Adding back-end storage capacity to an Object Storage cluster requires careful planning and consideration. In the design phase, it is important to determine the maximum partition power required by the Object Storage service, which determines the maximum number of partitions which can exist. Object Storage distributes data among all available storage, but a partition cannot span more than one disk, so the maximum number of partitions can only be as high as the number of disks.

For example, a system that starts with a single disk and a partition power of 3 can have 8 (2^3) partitions. Adding a second disk means that each has 4 partitions. The one-disk-per-partition limit means that this system can never have more than 8 disks, limiting its scalability. However, a system that starts with a single disk and a partition power of 10 can have up to 1024 (2^10) disks.
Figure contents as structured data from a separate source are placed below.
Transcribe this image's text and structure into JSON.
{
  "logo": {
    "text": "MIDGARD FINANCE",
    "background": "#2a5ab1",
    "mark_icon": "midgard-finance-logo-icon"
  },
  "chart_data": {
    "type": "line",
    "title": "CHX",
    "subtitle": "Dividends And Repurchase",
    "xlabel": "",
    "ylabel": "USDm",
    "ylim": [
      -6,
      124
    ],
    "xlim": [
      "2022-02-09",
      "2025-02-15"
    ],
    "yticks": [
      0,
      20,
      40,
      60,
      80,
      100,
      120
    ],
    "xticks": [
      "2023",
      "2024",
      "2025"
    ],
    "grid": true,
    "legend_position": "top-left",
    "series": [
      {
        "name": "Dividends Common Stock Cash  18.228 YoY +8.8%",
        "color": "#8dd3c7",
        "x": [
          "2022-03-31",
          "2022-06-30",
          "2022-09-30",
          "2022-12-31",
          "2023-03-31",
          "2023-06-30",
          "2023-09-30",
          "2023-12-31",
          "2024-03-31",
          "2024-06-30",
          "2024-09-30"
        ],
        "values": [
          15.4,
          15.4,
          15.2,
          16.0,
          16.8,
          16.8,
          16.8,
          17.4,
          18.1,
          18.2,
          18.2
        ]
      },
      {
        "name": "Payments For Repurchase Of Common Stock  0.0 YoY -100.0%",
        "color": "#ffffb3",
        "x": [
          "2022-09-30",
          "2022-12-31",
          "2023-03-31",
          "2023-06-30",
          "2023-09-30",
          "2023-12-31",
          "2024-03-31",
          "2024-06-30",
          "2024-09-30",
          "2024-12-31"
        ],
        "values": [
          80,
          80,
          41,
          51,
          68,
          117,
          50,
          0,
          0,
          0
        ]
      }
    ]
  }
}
As you add back-end storage capacity to the system, the partition maps redistribute data amongst the storage nodes. In some cases, this replication consists of extremely large data sets. In these cases, we recommend using back-end replication links that do not contend with projects' access to data.

As more projects begin to access data within the cluster and their data sets grow, it is necessary to add front-end bandwidth to service data access requests. Adding front-end bandwidth to an Object Storage cluster requires careful planning and design of the Object Storage proxies that projects use to gain access to the data, along with the high availability solutions that enable easy scaling of the proxy layer. We recommend designing a front-end load balancing layer that projects and consumers use to gain access to data stored within the cluster. This load balancing layer may be distributed across zones, regions or even across geographic boundaries, which may also require that the design encompass geo-location solutions.

In some cases, you must add bandwidth and capacity to the network resources servicing requests between proxy servers and storage nodes. For this reason, the network architecture used for access to storage nodes and proxy servers should make use of a design which is scalable.